Часть 1
3 апреля 2019 г. в 22:32
- Нет, нет и нет! - Мишка гордо вздернул подбородок в свеженьком, еще не начавшем плыть от жары гриме. - Никогда и ни за что!
- Да, Мишка, - с терпеливым веселым азартом (вот такие бывают интонации у эксцентричного режиссера Сергея Михайловича Эйзенштейна. Ни у кого не бывает такого сочетания - а у него есть) парировал Эйзен. - Yes. Oui.
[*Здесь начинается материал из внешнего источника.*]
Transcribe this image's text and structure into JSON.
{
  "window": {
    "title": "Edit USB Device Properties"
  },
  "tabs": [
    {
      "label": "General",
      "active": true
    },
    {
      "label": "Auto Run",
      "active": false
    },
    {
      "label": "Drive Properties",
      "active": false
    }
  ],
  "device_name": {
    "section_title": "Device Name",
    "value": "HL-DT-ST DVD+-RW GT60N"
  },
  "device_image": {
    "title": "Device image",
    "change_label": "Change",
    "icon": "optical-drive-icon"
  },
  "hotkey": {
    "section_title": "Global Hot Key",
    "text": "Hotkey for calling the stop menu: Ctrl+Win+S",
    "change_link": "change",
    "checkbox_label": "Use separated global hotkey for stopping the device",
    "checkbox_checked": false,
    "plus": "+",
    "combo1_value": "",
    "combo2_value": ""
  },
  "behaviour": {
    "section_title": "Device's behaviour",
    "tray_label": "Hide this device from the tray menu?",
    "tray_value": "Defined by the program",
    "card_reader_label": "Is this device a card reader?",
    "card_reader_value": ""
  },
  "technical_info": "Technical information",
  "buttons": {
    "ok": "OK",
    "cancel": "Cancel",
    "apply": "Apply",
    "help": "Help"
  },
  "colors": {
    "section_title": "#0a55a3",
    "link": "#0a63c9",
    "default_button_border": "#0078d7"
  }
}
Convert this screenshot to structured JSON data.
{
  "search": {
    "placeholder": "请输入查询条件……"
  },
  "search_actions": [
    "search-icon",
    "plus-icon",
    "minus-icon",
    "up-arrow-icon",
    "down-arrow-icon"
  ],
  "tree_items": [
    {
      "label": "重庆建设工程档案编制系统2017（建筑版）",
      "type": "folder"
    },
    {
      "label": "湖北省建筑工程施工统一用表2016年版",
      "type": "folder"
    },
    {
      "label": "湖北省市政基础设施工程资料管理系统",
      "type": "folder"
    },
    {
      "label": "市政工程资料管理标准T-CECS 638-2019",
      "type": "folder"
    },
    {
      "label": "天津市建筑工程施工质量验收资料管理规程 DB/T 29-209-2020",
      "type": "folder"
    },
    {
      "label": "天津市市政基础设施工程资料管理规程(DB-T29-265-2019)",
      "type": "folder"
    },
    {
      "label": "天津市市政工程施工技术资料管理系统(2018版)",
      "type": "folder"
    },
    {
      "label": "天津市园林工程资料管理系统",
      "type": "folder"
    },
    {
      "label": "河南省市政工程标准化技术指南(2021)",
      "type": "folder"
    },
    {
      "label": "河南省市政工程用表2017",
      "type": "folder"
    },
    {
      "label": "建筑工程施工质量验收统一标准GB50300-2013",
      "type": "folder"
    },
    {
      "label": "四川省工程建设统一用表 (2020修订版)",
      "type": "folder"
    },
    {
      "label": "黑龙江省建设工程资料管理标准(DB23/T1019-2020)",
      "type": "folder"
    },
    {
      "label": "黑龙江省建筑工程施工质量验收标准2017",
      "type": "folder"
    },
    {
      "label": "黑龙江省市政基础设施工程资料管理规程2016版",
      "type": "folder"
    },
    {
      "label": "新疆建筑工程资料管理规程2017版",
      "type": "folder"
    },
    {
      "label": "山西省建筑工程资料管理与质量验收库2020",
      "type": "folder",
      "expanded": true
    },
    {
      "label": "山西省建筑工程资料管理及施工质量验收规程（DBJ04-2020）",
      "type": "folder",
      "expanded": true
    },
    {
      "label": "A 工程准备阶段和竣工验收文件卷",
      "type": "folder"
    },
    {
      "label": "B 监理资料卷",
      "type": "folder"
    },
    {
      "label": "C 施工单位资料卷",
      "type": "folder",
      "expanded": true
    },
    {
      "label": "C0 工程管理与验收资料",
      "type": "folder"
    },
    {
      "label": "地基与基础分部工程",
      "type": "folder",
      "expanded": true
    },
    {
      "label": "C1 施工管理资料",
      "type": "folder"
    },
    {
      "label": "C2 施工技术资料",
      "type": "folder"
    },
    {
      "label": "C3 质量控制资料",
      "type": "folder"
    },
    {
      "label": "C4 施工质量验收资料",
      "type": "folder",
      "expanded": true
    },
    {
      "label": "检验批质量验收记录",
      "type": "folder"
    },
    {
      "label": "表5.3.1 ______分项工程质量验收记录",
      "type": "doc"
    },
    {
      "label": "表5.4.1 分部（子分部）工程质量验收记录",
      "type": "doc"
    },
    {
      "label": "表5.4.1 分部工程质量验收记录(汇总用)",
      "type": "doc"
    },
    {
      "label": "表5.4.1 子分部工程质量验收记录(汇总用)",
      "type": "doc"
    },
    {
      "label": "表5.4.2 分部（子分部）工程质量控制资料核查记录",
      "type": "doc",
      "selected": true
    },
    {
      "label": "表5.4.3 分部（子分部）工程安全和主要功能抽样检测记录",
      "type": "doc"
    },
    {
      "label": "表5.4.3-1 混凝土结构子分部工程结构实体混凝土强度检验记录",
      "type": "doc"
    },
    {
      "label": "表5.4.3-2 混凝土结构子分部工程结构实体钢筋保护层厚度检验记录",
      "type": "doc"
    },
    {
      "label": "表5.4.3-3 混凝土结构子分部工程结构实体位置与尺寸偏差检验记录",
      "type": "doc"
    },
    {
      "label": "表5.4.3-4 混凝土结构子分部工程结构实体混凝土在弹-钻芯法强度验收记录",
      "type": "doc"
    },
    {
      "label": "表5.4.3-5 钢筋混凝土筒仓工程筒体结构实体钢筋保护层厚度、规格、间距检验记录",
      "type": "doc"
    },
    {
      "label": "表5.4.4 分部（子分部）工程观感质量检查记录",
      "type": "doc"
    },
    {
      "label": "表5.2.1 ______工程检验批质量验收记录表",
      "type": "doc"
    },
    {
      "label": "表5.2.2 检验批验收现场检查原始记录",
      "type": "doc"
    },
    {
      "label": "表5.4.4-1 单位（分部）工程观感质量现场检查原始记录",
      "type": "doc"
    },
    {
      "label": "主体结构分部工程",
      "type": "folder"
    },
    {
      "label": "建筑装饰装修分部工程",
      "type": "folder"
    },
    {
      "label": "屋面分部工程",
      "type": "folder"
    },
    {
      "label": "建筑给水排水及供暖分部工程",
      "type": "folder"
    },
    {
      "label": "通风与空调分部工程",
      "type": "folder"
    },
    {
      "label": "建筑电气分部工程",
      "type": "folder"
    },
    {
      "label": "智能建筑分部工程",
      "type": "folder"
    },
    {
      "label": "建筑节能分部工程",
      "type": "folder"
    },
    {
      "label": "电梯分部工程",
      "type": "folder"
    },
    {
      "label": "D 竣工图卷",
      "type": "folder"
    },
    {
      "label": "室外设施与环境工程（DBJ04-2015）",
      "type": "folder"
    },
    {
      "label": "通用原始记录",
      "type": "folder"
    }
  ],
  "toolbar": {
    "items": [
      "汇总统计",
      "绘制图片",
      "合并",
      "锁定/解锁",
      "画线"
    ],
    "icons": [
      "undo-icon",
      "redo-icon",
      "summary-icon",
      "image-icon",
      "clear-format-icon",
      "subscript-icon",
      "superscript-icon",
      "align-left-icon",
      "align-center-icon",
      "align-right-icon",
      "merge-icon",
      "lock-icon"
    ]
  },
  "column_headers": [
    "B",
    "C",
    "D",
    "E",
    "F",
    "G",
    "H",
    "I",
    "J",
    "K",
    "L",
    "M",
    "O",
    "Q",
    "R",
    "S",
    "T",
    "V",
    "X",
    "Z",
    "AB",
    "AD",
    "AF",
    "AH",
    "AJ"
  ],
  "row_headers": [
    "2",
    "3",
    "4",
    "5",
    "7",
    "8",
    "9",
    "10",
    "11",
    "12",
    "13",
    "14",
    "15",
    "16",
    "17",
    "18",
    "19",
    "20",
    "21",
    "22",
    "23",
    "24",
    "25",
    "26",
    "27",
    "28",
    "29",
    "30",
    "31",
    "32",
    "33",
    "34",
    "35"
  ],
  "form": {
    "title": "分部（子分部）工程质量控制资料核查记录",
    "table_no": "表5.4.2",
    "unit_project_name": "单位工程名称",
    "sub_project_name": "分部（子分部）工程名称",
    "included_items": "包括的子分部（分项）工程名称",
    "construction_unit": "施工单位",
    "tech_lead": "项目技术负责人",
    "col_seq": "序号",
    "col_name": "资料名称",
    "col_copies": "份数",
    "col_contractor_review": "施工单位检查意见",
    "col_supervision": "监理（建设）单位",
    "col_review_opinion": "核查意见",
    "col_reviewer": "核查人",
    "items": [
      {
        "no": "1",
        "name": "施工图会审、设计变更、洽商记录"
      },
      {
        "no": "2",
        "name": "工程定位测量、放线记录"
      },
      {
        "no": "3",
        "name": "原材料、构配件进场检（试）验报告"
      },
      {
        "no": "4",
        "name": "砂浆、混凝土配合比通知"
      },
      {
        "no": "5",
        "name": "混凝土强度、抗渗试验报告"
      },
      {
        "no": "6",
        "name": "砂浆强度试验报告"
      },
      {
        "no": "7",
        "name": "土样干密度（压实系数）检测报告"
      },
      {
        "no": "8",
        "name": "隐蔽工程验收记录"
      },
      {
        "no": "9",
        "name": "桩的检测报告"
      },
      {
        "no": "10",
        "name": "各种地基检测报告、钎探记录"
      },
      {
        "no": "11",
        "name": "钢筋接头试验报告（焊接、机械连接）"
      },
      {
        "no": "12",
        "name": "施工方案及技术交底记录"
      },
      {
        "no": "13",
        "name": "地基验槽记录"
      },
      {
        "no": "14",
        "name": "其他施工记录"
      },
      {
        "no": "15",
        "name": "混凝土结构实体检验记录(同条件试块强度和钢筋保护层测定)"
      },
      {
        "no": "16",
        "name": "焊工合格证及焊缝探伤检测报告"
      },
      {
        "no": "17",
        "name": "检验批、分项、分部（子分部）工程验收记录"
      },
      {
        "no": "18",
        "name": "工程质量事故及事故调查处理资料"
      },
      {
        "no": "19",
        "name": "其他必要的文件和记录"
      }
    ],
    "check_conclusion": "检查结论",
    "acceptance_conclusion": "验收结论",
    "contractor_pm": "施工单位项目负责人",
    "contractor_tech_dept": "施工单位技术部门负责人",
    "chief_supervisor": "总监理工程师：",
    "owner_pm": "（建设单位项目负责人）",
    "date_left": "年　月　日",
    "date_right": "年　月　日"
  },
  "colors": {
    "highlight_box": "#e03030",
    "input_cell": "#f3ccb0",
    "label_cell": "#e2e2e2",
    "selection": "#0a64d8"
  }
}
Ja. Si.
- Нет, Сергей Михайлович. No. Non. Nein. - Мишка на секунду замялся. - No. Это решительно неприемлемо, - у Мишки становился ужасно важный вид, когда он начинал излагать своим мысли официальным стилем. Сергей Михайлович очень надеялся, что Мишка никогда не станет большим начальником. А то ж когда он станет выступать с трибуны, по крайней мере женская часть зала (а то и добрая половина мужской) не смогут его даже слушать - половина от хохота, половина от умиления. - Во-первых, этого даже нет в сценарии…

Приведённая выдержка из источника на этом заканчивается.